Permintaan akan tanaman ini, diperkirakan akan meningkat dua kali lipat pada tahun 2030 dan tiga kali lipat pada tahun 2050 dibandingkan tahun 2000 (Kompas, 2008). Sejak dikembangkannya tanaman kelapa sawit di Indonesia pada tahun 60-an, luas areal perkebunan kelapa sawit mengalami perkembangan yang sangat pesat. Bila pada 1967 Indonesia hanya memiliki areal perkebunan kelapa sawit seluas 105.808 hektar, pada 1997 telah membengkak menjadi 2,5 juta hektar. Pertumbuhan yang pesat terjadi pada kurun waktu 1990-1997, dimana terjadi penambahan luas areal tanam rata-rata 200.000 hektar setiap tahunnya, yang sebagian besar terjadi pada perkebunan swasta. Areal penanaman kelapa sawit Indonesia terkonsentrasi di lima propinsi yakni Sumatera Utara, Riau, Kalimantan Barat, Sumatera Selatan, Jambi dan Aceh. Areal penanaman terbesar terdapat di Sumatera Utara (dengan sentra produksi di Labuhan Batu, Langkat, dan Simalungun) dan Riau. Pada 1997, dari luas areal tanam 2,5 juta hektar, kedua propinsi ini memberikan kontribusi sebesar 44%, yakni Sumatera Utara 23,24% (584.746 hektar) dan Riau 20,76% (522.434 hektar). Sementara Kalimantan Barat, Sumatera Selatan, Jambi dan Aceh masingmasing memberikan kontribusi 7% hingga 9,8%, dan propinsi lainnya 1% hingga 5% (Prasetyani dan Miranti, 2004).

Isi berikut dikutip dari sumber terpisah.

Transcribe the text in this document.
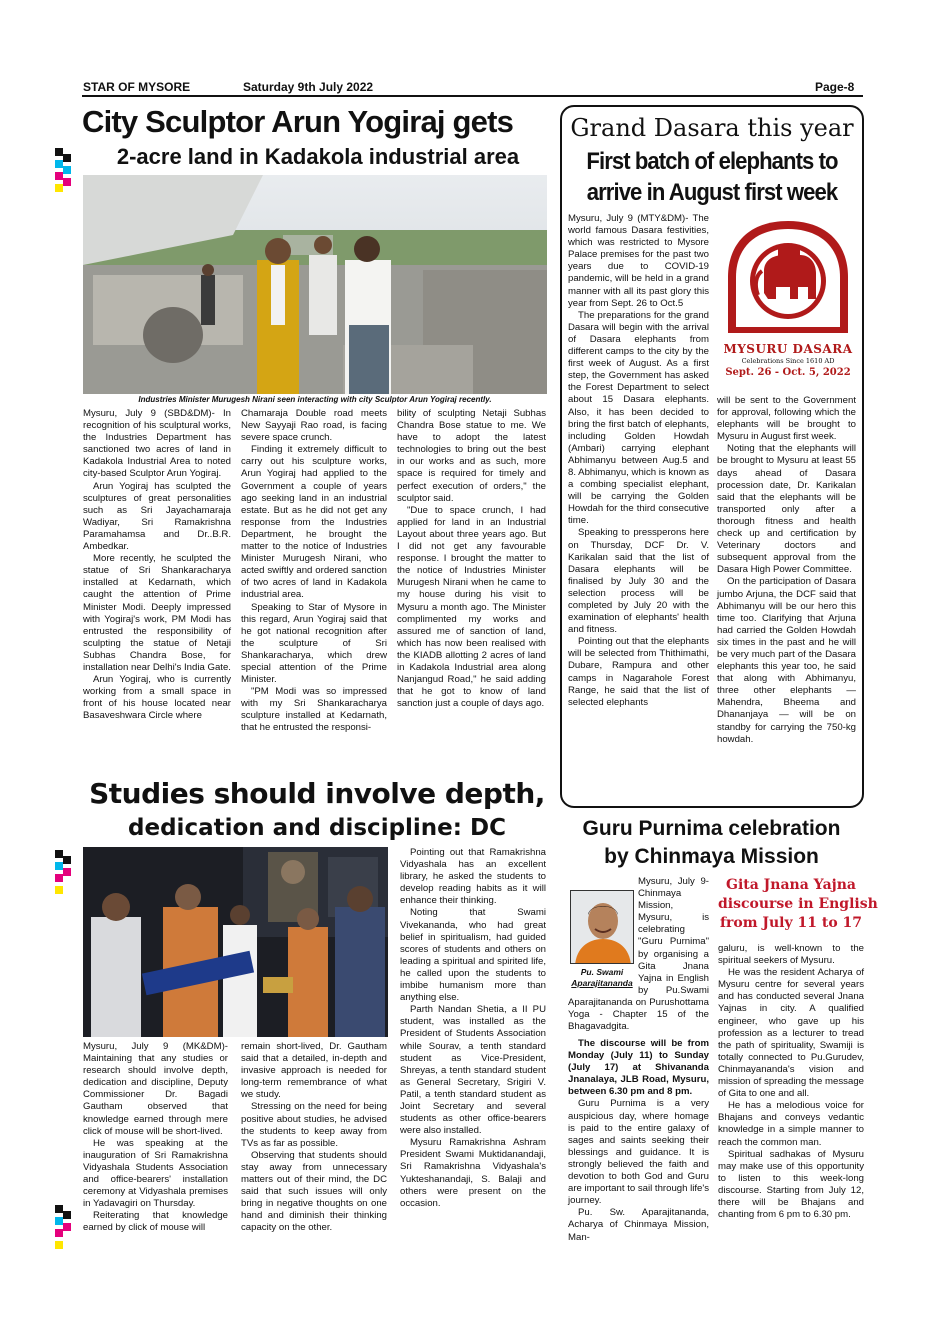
STAR OF MYSORE	Saturday 9th July 2022	Page-8
City Sculptor Arun Yogiraj gets
2-acre land in Kadakola industrial area
Industries Minister Murugesh Nirani seen interacting with city Sculptor Arun Yogiraj recently.

Mysuru, July 9 (SBD&DM)- In recognition of his sculptural works, the Industries Department has sanctioned two acres of land in Kadakola Industrial Area to noted city-based Sculptor Arun Yogiraj.

Arun Yogiraj has sculpted the sculptures of great personalities such as Sri Jayachamaraja Wadiyar, Sri Ramakrishna Paramahamsa and Dr..B.R. Ambedkar.

More recently, he sculpted the statue of Sri Shankaracharya installed at Kedarnath, which caught the attention of Prime Minister Modi. Deeply impressed with Yogiraj's work, PM Modi has entrusted the responsibility of sculpting the statue of Netaji Subhas Chandra Bose, for installation near Delhi's India Gate.

Arun Yogiraj, who is currently working from a small space in front of his house located near Basaveshwara Circle where

Chamaraja Double road meets New Sayyaji Rao road, is facing severe space crunch.

Finding it extremely difficult to carry out his sculpture works, Arun Yogiraj had applied to the Government a couple of years ago seeking land in an industrial estate. But as he did not get any response from the Industries Department, he brought the matter to the notice of Industries Minister Murugesh Nirani, who acted swiftly and ordered sanction of two acres of land in Kadakola industrial area.

Speaking to Star of Mysore in this regard, Arun Yogiraj said that he got national recognition after the sculpture of Sri Shankaracharya, which drew special attention of the Prime Minister.

"PM Modi was so impressed with my Sri Shankaracharya sculpture installed at Kedarnath, that he entrusted the responsi-

bility of sculpting Netaji Subhas Chandra Bose statue to me. We have to adopt the latest technologies to bring out the best in our works and as such, more space is required for timely and perfect execution of orders," the sculptor said.

"Due to space crunch, I had applied for land in an Industrial Layout about three years ago. But I did not get any favourable response. I brought the matter to the notice of Industries Minister Murugesh Nirani when he came to my house during his visit to Mysuru a month ago. The Minister complimented my works and assured me of sanction of land, which has now been realised with the KIADB allotting 2 acres of land in Kadakola Industrial area along Nanjangud Road," he said adding that he got to know of land sanction just a couple of days ago.

Grand Dasara this year
First batch of elephants to
arrive in August first week

Mysuru, July 9 (MTY&DM)- The world famous Dasara festivities, which was restricted to Mysore Palace premises for the past two years due to COVID-19 pandemic, will be held in a grand manner with all its past glory this year from Sept. 26 to Oct.5

The preparations for the grand Dasara will begin with the arrival of Dasara elephants from different camps to the city by the first week of August. As a first step, the Government has asked the Forest Department to select about 15 Dasara elephants. Also, it has been decided to bring the first batch of elephants, including Golden Howdah (Ambari) carrying elephant Abhimanyu between Aug.5 and 8. Abhimanyu, which is known as a combing specialist elephant, will be carrying the Golden Howdah for the third consecutive time.

Speaking to pressperons here on Thursday, DCF Dr. V. Karikalan said that the list of Dasara elephants will be finalised by July 30 and the selection process will be completed by July 20 with the examination of elephants' health and fitness.

Pointing out that the elephants will be selected from Thithimathi, Dubare, Rampura and other camps in Nagarahole Forest Range, he said that the list of selected elephants

MYSURU DASARA
Celebrations Since 1610 AD
Sept. 26 - Oct. 5, 2022

will be sent to the Government for approval, following which the elephants will be brought to Mysuru in August first week.

Noting that the elephants will be brought to Mysuru at least 55 days ahead of Dasara procession date, Dr. Karikalan said that the elephants will be transported only after a thorough fitness and health check up and certification by Veterinary doctors and subsequent approval from the Dasara High Power Committee.

On the participation of Dasara jumbo Arjuna, the DCF said that Abhimanyu will be our hero this time too. Clarifying that Arjuna had carried the Golden Howdah six times in the past and he will be very much part of the Dasara elephants this year too, he said that along with Abhimanyu, three other elephants — Mahendra, Bheema and Dhananjaya — will be on standby for carrying the 750-kg howdah.

Studies should involve depth,
dedication and discipline: DC

Mysuru, July 9 (MK&DM)- Maintaining that any studies or research should involve depth, dedication and discipline, Deputy Commissioner Dr. Bagadi Gautham observed that knowledge earned through mere click of mouse will be short-lived.

He was speaking at the inauguration of Sri Ramakrishna Vidyashala Students Association and office-bearers' installation ceremony at Vidyashala premises in Yadavagiri on Thursday.

Reiterating that knowledge earned by click of mouse will

remain short-lived, Dr. Gautham said that a detailed, in-depth and invasive approach is needed for long-term remembrance of what we study.

Stressing on the need for being positive about studies, he advised the students to keep away from TVs as far as possible.

Observing that students should stay away from unnecessary matters out of their mind, the DC said that such issues will only bring in negative thoughts on one hand and diminish their thinking capacity on the other.

Pointing out that Ramakrishna Vidyashala has an excellent library, he asked the students to develop reading habits as it will enhance their thinking.

Noting that Swami Vivekananda, who had great belief in spiritualism, had guided scores of students and others on leading a spiritual and spirited life, he called upon the students to imbibe humanism more than anything else.

Parth Nandan Shetia, a II PU student, was installed as the President of Students Association while Sourav, a tenth standard student as Vice-President, Shreyas, a tenth standard student as General Secretary, Srigiri V. Patil, a tenth standard student as Joint Secretary and several students as other office-bearers were also installed.

Mysuru Ramakrishna Ashram President Swami Muktidanandaji, Sri Ramakrishna Vidyashala's Yukteshanandaji, S. Balaji and others were present on the occasion.

Guru Purnima celebration
by Chinmaya Mission
Gita Jnana Yajna
discourse in English
from July 11 to 17
Pu. Swami
Aparajitananda

Mysuru, July 9- Chinmaya Mission, Mysuru, is celebrating "Guru Purnima" by organising a Gita Jnana Yajna in English by Pu.Swami Aparajitananda on Purushottama Yoga - Chapter 15 of the Bhagavadgita.

The discourse will be from Monday (July 11) to Sunday (July 17) at Shivananda Jnanalaya, JLB Road, Mysuru, between 6.30 pm and 8 pm.

Guru Purnima is a very auspicious day, where homage is paid to the entire galaxy of sages and saints seeking their blessings and guidance. It is strongly believed the faith and devotion to both God and Guru are important to sail through life's journey.

Pu. Sw. Aparajitananda, Acharya of Chinmaya Mission, Man-

galuru, is well-known to the spiritual seekers of Mysuru.

He was the resident Acharya of Mysuru centre for several years and has conducted several Jnana Yajnas in city. A qualified engineer, who gave up his profession as a lecturer to tread the path of spirituality, Swamiji is totally connected to Pu.Gurudev, Chinmayananda's vision and mission of spreading the message of Gita to one and all.

He has a melodious voice for Bhajans and conveys vedantic knowledge in a simple manner to reach the common man.

Spiritual sadhakas of Mysuru may make use of this opportunity to listen to this week-long discourse. Starting from July 12, there will be Bhajans and chanting from 6 pm to 6.30 pm.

1.2. Identifikasi Masalah 1. Faktor-faktor apa saja yang mempengaruhi alih fungsi lahan tebu menjadi lahan kelapa sawit di daerah penelitian? 2. Bagaimana analisis tingkat pendapatan tebu di daerah penelitian? 3. Bagaimana analisis tingkat pendapatan kelapa sawit di daerah penelitian? 4. Bagaimana analisis kelayakan usahatani kelapa sawit secara finansial di daerah penelitian? 1.3. Tujuan Penelitian Adapun tujuan dari penelitian ini adalah sebagai berikut: 1. Untuk mengidentifikasi faktor-faktor yang mempengaruhi alih fungsi lahan tebu menjadi lahan sawit di daerah penelitian 2. Untuk menganalisis tingkat pendapatan komoditi tebu di daerah penelitian 3. Untuk menganalisis tingkat pendapatan komoditi kelapa sawit di daerah penelitian 4. Untuk menganalisis kelayakan usahatani kelapa sawit secara finansial di daerah penelitian

1.4. Kegunaan Penelitian 1. Sebagai bahan informasi bagi pihak-pihak yang terkait dalam pengembangan perkebunan tebu dan kelapa sawit 2. Sebagai bahan informasi bagi para pengambil keputusan dalam peningkatan produksi komoditi tebu dan kelapa sawit 3. Sebagai salah satu syarat dalam menempuh ujian sarjana di Fakultas Pertanian USU Medan.